# Hola



## asbreathingflows (Jul 19, 2009)

Hey just stumbled across this forum and (spur of the moment inspiration) decided to join :happy:

You could say I was drawn here by my Ne... fate is a mysterious thing... haha... well anyway... look forward to meeting you guys! Peace :laughing:


----------



## Mr. CafeBot (Jun 13, 2009)

*Welcome to PersonalityCafe!*

*You are hearing a robotic sounding voice coming towards you*



Greetings asbreathingflows and welcome to PersonalityCafe!! My name is Mr. CafeBot. I am here to personally greet you and thank you for joining our humble little forum. No matter your type, you will surely experience a wonderful time with the members of this forum. We cater to all personality types so you will never feel alone or weird. Truth is this forum is full of weirdos!! Pleazeee hel.... *Ahem*I mean we have the nicest people you will ever meet. 

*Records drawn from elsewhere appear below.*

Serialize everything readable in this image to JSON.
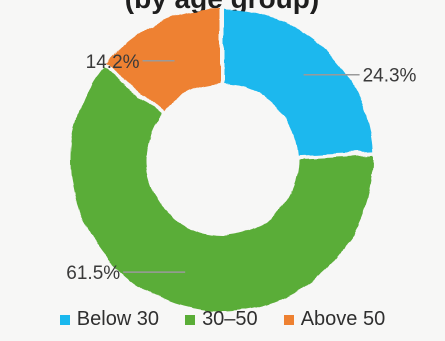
{
  "chart_data": {
    "type": "pie",
    "variant": "donut",
    "title": "(by age group)",
    "categories": [
      "Below 30",
      "30–50",
      "Above 50"
    ],
    "values": [
      24.3,
      61.5,
      14.2
    ],
    "labels": [
      "24.3%",
      "61.5%",
      "14.2%"
    ],
    "colors": [
      "#1ab8ee",
      "#5aad37",
      "#ee8131"
    ],
    "label_color": "#3a3a3a",
    "leader_color": "#9a9a9a",
    "legend_position": "bottom"
  }
}
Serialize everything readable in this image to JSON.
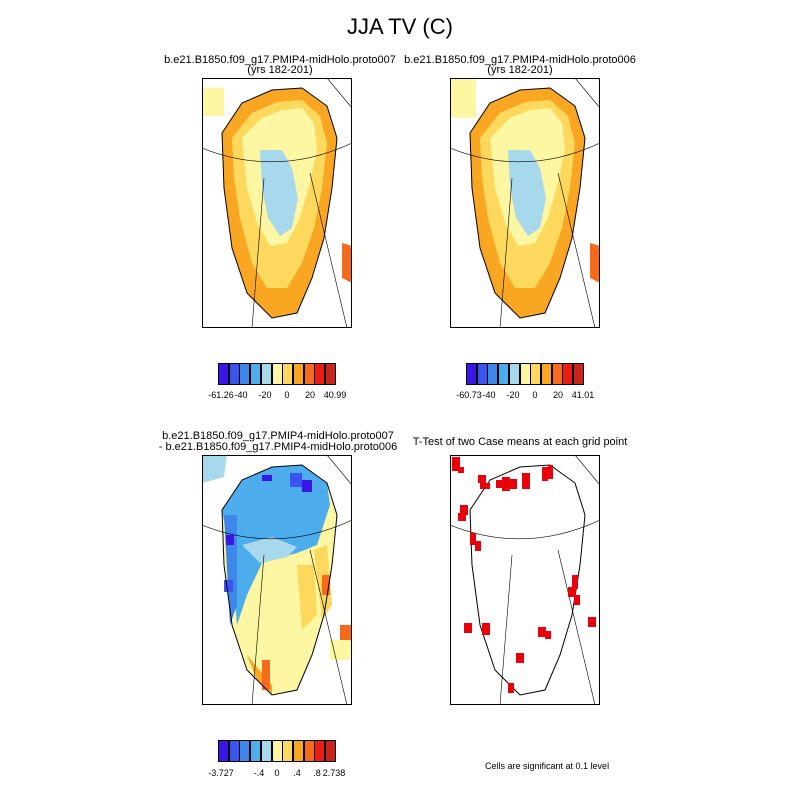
{
  "title": "JJA TV (C)",
  "panels": [
    {
      "line1": "b.e21.B1850.f09_g17.PMIP4-midHolo.proto007",
      "line2": "(yrs 182-201)",
      "colorbar": {
        "colors": [
          "#3a16e8",
          "#3a55ee",
          "#3e86ea",
          "#4cacec",
          "#a8d8ec",
          "#fdf6a2",
          "#fcd95c",
          "#f9a623",
          "#f56a1c",
          "#ec1c12",
          "#c9241e"
        ],
        "tick_labels": [
          "-61.26",
          "-40",
          "-20",
          "0",
          "20",
          "40.99"
        ]
      }
    },
    {
      "line1": "b.e21.B1850.f09_g17.PMIP4-midHolo.proto006",
      "line2": "(yrs 182-201)",
      "colorbar": {
        "colors": [
          "#3a16e8",
          "#3a55ee",
          "#3e86ea",
          "#4cacec",
          "#a8d8ec",
          "#fdf6a2",
          "#fcd95c",
          "#f9a623",
          "#f56a1c",
          "#ec1c12",
          "#c9241e"
        ],
        "tick_labels": [
          "-60.73",
          "-40",
          "-20",
          "0",
          "20",
          "41.01"
        ]
      }
    },
    {
      "line1": "b.e21.B1850.f09_g17.PMIP4-midHolo.proto007",
      "line2": "- b.e21.B1850.f09_g17.PMIP4-midHolo.proto006",
      "colorbar": {
        "colors": [
          "#3a16e8",
          "#3a55ee",
          "#3e86ea",
          "#4cacec",
          "#a8d8ec",
          "#fdf6a2",
          "#fcd95c",
          "#f9a623",
          "#f56a1c",
          "#ec1c12",
          "#c9241e"
        ],
        "tick_labels": [
          "-3.727",
          "-.4",
          "0",
          ".4",
          ".8",
          "2.738"
        ]
      }
    },
    {
      "line1": "T-Test of two Case means at each grid point",
      "note": "Cells are significant at 0.1 level",
      "sig_color": "#e8000b"
    }
  ]
}
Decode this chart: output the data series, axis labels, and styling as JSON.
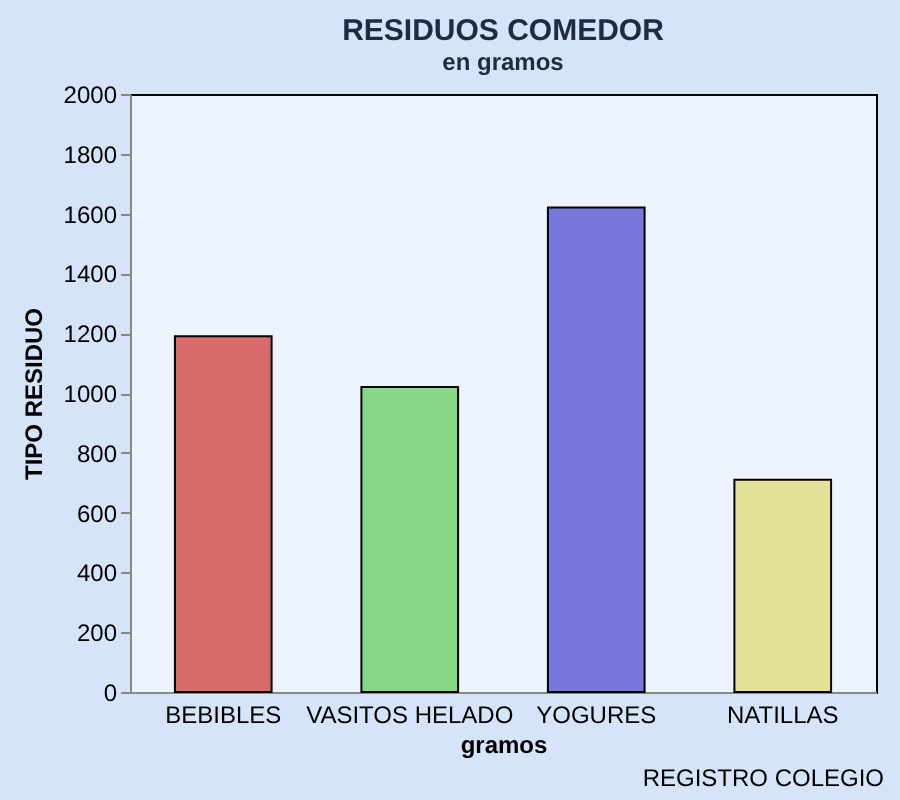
{
  "chart_data": {
    "type": "bar",
    "title": "RESIDUOS COMEDOR",
    "subtitle": "en gramos",
    "xlabel": "gramos",
    "ylabel": "TIPO RESIDUO",
    "categories": [
      "BEBIBLES",
      "VASITOS HELADO",
      "YOGURES",
      "NATILLAS"
    ],
    "values": [
      1190,
      1020,
      1620,
      710
    ],
    "colors": [
      "#d96b6b",
      "#86d886",
      "#7878dc",
      "#e4e098"
    ],
    "ylim": [
      0,
      2000
    ],
    "yticks": [
      0,
      200,
      400,
      600,
      800,
      1000,
      1200,
      1400,
      1600,
      1800,
      2000
    ],
    "annotations": [
      "REGISTRO COLEGIO"
    ]
  }
}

If you need basic forum information our newbie guide link is here...
http://personalitycafe.com/intro/2319-friendly-guide-newbies.html

To keep the forum entertaining and safe, our forum rules link is here...
http://personalitycafe.com/announcements/540-personality-cafe-forum-rules.html

If you need any help or have any suggestions, please let us know here...
http://personalitycafe.com/support-suggestions/

We will always be glad to help you!

Again, welcome to our forum asbreathingflows. We hope that your experience with us is tremendously benevolent!

P.S.

Please tip me 1 gold. I need to buy more coffee! @[email protected]


----------



## SummoningDark (Mar 10, 2009)

Welcome to the cafe, hope you'll enjoy your stay. :happy:


----------



## Trope (Oct 18, 2008)

Welcome to the forum. 

What else inspires you?


----------



## Siggy (May 25, 2009)

Wow,

What a perfect intro for an ENFP. and a great name too. Welcome to the forum, and enjoy your stay, though you may end up at the moon, thats where the NFs usually end up


----------



## asbreathingflows (Jul 19, 2009)

Trope said:


> Welcome to the forum.
> 
> What else inspires you?


Cheers. Hmm... above all people and music. I love getting to know people and sharing 'moments' with them (I hope that makes sense :tongue. And music purely because it can express emotion where words cannot :happy:


----------



## Happy (Oct 10, 2008)

Greetings asbreathingflows! Welcome to personalitycafe! Thank you very much for joining our humble little forum. We hope you have a great time with us! I'm glad to see a fellow ENFP brother joining.roud:


----------



## Schattenjaeger (Jul 9, 2009)

asbreathingflows said:


> And music purely because it can express emotion where words cannot :happy:


Agreed *g*

Welcome to the forum!


----------



## vanWinchester (May 29, 2009)

Welcome to PC!


----------



## Trope (Oct 18, 2008)

asbreathingflows said:


> Cheers. Hmm... above all people and music. I love getting to know people and sharing 'moments' with them (I hope that makes sense :tongue. And music purely because it can express emotion where words cannot :happy:


It makes sense to me. I mark time as a succession of moments rather than a solid line.


----------



## Closet Extrovert (Mar 11, 2009)

Oh my word! Another ENFP! Cool! Welcome! roud:


----------



## ChaosRegins (Apr 11, 2009)

*Welcome to the forum. Take a load off and deal with a crazed lot of interesting people.*


----------



## asbreathingflows (Jul 19, 2009)

Closet Extrovert said:


> Oh my word! Another ENFP! Cool! Welcome! roud:


Thankyou :happy:

I love your name btw (very ENFPish) :wink:



ChaosRegins said:


> *Welcome to the forum. Take a load off and deal with a crazed lot of interesting people.*


Heh sounds like my sort of place - crazy people are fascinating


----------



## starri (Jan 23, 2009)

Enchanté roud:


----------



## pianopraze (Jun 29, 2009)

Bein venitos!

Gato por ustethes:


----------



## Ćerulean (Nov 18, 2008)

What they said.


----------



## asbreathingflows (Jul 19, 2009)

pianopraze said:


> Bein venitos!
> 
> Gato por ustethes


Me gustan los gatos roud:

(and that's pretty much the extent of my Spanish!)


----------



## pianopraze (Jun 29, 2009)

asbreathingflows said:


> Me gustan los gatos roud:
> 
> (and that's pretty much the extent of my Spanish!)


de nada...


----------



## skycloud86 (Jul 15, 2009)

*Welcome to the forum :happy:*


----------



## slowriot (Nov 11, 2008)

hello and welcome


----------



## Surreal Breakfast (Oct 24, 2008)

W-e-L-c-O-m-E t-O p-E-r-S-o-N-a-L-i-T-y-C-a-F-e


----------